Lors de la dernière réunion de concertation état, employeurs, syndicats, le 15 mars dernier, après 14h de débats, les syndicats à l’unanimité ont voté contre le texte, les employeurs que sont les collectivités territoriales se sont abstenus, les employeurs que sont l’état et la fonction publique hospitalière ont voté pour. Moins de vingt amendements déposés par les partenaires, syndicats et collectivités locales (sur 250 déposés) ont été acceptés par le gouvernement.

« La nécessaire transformation de l’action publique ne peut être menée à bien sans redonner sens et confiance aux 5,5 millions d’agents qui font tous les jours vivre le service public », explique le gouvernement dans l’exposé des motifs du projet de loi de transformation de la Fonction publique. « Cette transformation doit également être l’occasion de conforter et responsabiliser les managers publics en développant les leviers qui leur permettront d’être de vrais chefs d’équipe : en recrutant les compétences nécessaires au bon fonctionnement de leur service, en promouvant l’engagement professionnel de leurs équipes, en prenant des décisions au plus proche du terrain, sans remontée systématique au niveau national.
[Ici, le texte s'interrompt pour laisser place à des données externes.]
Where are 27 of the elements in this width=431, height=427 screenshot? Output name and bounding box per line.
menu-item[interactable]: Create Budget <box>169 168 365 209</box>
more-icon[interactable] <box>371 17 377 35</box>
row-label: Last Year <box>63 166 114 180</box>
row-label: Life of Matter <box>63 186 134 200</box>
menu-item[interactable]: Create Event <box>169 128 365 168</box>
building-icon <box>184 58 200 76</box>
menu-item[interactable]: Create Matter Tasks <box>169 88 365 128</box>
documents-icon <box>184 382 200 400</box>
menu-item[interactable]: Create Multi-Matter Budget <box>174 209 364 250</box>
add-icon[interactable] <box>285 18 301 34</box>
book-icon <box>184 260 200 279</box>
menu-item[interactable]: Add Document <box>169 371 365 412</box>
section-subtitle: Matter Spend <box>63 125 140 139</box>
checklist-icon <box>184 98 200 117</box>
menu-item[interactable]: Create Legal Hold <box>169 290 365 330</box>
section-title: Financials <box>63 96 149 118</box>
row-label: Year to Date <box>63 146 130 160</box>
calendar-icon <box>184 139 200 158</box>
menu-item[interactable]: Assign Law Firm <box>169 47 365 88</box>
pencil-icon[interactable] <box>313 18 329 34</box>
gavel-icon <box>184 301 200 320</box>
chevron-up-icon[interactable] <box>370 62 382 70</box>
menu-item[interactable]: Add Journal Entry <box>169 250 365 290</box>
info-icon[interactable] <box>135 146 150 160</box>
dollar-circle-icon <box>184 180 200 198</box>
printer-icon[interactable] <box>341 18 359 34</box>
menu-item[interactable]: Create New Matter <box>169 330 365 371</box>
Enfin, la recherche de nouvelles souplesses… dans les organisations de travail apparaît indispensable pour améliorer la qualité du service public et garantir sa présence au plus près des territoires ».

Pour libérer les « managers » et « favoriser adaptation et réactivité de la fonction publique », le projet de loi, notamment, :

  • supprime les commissions administratives paritaires (CAP), les comités d’hygiène, de sécurité et des conditions de travail (CHSCT), les comités techniques (CT) pour les remplacer par une nouvelle instance unique, le « comité social d’administration » (CSA), dont composition et rôle restent à déterminer dans une volonté « d’intégration des politiques de ressources humaines ». Plus d’avis préalable paritaire (salariés – employeurs); ce sont les managers seuls qui décideront sur les questions de mobilité, d’avancement, de promotion de tous leurs salariés.
  • Plus de possibilité pour le salarié, fonctionnaire ou contractuel, de demander l’intervention d’un élu du personnel, d’un syndicat… Son seul recours sera obligatoirement un recours administratif préalable, individuel. Chaque agent se défendra seul devant la juridiction en charge de la question.
  • Instaure (articles 5, 6 et 7) le « recours aux contrats hors fonction publique » pour tous les « managers », y compris des collectivités territoriales.
  • Instaure les « CDD de projet ».
  • Instaure les « contrats sur emploi permanent » occupés jusqu’alors par des fonctionnaires, notamment pour les temps non complets ou pour tous les postes, par dérogation.
    « Cette mesure répond aux attentes des employeurs publics en renforçant les leviers managériaux à leur disposition pour faire face à l’évolution des métiers de la fonction publique », explique la loi.